BEIJING, May 12 (Xinhua) -- Chinese Premier Li Keqiang's Africa tour and its efforts to further promote cooperation with Africa and take their strategic partnership to a higher level has received plaudits from around the world.

On Sunday, Li wrapped up his eight-day, four-nation tour, which took him to Ethiopia, the African Union headquarters, Nigeria, Angola and Kenya, and sent him to fruitful meetings with African leaders on detailed cooperation and common development plans between the world's largest developing nation and the continent of hope.

In an article titled "Kenya finds in China a new able partner in her march to progress and prosperity", published Saturday by Kenya's Standard newspaper, Kenyan President Uhuru Kenyatta wrote that Premier Li's visit, which coincides with the 50th anniversary of China's late Premier Zhou Enlai's first visit to Africa, "will deepen the friendship between our two peoples, which dates back to the 15th century."

Li's visit will also take in "the most modern forms of assistance and cooperation," Kenyatta said.

Andrew Brooks, an expert on African issues at King's College of the University of London, said: "There was a remarkable continuity in terms of China's approach to Africa."

"Many of the soundbites and terms which are coming out of Premier Li's visit are very similar to (former Chinese President) Hu Jintao back in 2006. The phrases, the ideas, and the soundbites which keep occurring are ideas around South-South cooperation, friendship and mutual dependency," Brooks told Xinhua.

Nigerian Foreign Minister Aminu Bashir Wali noted that Li's visit to Nigeria would be of vital importance in helping the Nigerian people rise out of poverty and strengthening his country's cooperation with China.

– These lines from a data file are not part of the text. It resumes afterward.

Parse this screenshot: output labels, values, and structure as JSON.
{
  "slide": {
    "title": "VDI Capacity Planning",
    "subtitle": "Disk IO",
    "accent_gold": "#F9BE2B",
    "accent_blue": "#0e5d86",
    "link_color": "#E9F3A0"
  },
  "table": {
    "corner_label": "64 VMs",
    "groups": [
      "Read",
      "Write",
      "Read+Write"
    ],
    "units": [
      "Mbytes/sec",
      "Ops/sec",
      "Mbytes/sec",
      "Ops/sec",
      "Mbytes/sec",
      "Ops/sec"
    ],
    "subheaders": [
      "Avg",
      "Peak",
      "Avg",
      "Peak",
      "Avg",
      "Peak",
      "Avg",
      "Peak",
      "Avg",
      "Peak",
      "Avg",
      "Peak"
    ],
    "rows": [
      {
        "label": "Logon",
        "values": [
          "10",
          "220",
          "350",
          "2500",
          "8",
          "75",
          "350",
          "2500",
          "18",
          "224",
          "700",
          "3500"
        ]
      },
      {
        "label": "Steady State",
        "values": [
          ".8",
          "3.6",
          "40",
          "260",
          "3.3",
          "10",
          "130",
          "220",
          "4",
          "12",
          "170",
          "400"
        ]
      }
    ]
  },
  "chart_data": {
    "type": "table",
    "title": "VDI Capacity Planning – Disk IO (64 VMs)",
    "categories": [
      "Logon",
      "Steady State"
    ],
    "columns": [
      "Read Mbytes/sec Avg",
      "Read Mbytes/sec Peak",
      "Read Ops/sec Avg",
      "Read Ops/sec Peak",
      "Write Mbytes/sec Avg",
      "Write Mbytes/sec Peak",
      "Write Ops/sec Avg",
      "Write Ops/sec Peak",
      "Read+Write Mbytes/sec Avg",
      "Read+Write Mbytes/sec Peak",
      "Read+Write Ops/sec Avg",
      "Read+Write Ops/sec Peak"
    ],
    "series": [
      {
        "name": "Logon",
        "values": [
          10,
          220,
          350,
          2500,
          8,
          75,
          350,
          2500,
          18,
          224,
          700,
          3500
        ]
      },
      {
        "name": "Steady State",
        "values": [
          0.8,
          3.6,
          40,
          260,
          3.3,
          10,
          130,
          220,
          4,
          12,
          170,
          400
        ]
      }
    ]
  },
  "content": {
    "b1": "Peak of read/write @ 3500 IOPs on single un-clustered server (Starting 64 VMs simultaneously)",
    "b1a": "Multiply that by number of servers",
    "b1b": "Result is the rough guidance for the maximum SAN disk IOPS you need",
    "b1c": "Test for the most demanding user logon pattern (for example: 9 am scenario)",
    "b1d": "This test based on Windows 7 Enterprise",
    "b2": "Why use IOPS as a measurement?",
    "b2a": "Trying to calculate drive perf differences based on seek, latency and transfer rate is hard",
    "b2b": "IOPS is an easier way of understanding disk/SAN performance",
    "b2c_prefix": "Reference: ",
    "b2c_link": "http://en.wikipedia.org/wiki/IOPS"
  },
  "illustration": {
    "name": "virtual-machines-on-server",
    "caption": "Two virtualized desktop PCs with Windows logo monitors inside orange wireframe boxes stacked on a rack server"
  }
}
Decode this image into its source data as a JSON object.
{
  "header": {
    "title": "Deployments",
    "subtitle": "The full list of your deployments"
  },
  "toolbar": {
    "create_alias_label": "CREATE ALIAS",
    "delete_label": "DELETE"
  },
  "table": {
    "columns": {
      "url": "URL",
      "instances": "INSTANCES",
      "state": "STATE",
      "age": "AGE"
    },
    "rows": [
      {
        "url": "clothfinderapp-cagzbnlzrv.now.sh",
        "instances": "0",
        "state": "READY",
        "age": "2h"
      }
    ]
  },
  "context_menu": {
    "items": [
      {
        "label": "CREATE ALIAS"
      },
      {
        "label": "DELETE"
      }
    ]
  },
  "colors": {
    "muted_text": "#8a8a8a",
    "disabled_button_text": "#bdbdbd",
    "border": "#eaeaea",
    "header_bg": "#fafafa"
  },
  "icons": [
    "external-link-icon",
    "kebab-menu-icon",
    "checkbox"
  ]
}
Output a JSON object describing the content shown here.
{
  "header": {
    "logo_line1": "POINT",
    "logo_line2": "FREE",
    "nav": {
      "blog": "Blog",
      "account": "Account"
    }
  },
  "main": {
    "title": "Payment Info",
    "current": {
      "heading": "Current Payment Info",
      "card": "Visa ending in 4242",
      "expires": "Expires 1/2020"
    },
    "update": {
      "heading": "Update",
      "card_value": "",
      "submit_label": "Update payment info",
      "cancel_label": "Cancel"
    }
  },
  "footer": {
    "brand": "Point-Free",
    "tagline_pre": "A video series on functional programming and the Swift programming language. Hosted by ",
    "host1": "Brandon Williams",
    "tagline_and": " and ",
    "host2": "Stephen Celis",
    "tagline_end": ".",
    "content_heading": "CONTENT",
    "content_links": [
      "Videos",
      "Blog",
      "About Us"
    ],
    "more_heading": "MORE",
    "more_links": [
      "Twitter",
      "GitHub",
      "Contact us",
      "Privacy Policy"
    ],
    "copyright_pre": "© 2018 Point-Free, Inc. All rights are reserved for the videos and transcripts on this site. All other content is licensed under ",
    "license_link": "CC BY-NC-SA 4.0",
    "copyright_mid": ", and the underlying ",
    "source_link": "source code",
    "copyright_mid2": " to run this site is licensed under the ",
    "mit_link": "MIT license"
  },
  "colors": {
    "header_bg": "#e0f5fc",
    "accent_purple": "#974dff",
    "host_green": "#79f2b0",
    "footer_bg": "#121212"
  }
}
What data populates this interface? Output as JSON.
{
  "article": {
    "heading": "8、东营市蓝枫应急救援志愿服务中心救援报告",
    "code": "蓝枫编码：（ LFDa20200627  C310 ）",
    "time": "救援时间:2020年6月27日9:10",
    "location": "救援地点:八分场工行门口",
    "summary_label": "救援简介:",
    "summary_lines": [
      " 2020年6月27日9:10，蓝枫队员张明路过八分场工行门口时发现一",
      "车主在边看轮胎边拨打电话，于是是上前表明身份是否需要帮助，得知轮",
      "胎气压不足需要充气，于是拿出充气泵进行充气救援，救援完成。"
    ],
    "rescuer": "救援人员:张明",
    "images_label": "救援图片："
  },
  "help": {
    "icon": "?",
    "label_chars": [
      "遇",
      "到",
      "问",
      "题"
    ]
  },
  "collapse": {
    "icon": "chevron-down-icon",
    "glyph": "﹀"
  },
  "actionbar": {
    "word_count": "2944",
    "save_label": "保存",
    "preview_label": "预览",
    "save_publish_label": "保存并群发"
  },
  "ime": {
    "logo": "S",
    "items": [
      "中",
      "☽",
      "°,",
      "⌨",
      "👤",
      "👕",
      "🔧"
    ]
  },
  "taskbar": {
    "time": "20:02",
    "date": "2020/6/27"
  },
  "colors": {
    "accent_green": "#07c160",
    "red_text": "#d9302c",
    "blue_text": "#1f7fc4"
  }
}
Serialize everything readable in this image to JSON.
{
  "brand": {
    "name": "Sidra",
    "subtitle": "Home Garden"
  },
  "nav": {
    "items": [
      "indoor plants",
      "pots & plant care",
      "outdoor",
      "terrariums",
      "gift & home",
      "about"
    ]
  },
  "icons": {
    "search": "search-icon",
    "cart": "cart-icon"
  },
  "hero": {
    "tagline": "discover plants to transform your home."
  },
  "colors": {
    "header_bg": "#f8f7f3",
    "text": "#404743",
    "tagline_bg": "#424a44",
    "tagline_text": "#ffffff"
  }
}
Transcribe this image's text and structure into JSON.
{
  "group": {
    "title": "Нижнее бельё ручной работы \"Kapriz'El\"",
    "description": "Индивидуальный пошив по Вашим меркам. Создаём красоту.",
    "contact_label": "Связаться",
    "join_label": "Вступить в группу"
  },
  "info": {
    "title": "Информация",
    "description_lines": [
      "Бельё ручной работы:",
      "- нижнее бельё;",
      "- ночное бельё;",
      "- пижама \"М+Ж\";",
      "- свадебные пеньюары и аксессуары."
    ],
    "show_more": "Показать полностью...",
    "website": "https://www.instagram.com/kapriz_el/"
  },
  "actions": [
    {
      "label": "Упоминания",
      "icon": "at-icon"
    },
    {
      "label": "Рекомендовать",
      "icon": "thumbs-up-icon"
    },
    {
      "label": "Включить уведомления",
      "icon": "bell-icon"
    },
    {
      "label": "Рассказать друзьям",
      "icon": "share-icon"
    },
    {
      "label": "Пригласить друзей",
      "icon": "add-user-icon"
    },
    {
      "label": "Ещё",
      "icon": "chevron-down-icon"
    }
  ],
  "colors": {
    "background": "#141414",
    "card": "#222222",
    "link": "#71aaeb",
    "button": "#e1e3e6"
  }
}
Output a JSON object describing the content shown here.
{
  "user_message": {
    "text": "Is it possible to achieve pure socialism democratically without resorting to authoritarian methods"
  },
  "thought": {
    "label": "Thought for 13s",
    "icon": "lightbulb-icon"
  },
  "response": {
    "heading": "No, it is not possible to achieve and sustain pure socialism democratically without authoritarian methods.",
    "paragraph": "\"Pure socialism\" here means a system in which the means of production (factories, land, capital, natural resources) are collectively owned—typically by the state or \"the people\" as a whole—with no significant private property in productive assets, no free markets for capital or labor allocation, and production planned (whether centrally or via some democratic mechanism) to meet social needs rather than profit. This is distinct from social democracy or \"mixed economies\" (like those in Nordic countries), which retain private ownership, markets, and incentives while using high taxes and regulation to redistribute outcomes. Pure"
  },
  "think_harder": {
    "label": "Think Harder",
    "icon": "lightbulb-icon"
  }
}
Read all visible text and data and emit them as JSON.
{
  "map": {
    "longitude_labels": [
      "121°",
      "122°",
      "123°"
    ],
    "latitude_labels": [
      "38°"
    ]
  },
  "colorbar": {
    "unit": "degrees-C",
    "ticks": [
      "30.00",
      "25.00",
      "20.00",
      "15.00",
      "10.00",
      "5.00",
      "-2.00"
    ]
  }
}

Modibo Bah Kone, a Malian expert on China, said it was time for Africa to notice the sincerity of the Chinese leadership, which wished to strengthen cooperation with Africa while abandoning the prejudicial and stereotyped remarks against China coined by the Western press.

He also applauded China's principles of non-interference and mutual benefit, as well as its unconditional assistance in its cooperation with African countries.

Meanwhile, Russia's Itar-Tass news agency hailed Li's first Africa trip as premier, saying it would open up a new page in China-Africa cooperation.

China's existence in Africa had boosted African countries' economic growth, and bilateral ties were mutually beneficial, the agency said.

Phay Siphan, secretary of state at the Cambodian Council of Ministers, said China had been "bringing hope and happiness to the people in African countries through providing aid to those countries for social and economic development."

Chheang Vannarith, senior researcher of the Cambodian Institute for Cooperation and Peace and lecturer of Asia Pacific Studies at the University of Leeds in Britain, said China was trying to build a new type of strategic partnership with Africa focused on trade, investment, infrastructure, poverty reduction, and cultural exchanges.

"Africa is the future, and the 22nd century may be the century of Africa," he said, adding China's support would enable Africa to realize its dream and help Africa further connect and share development and prosperity.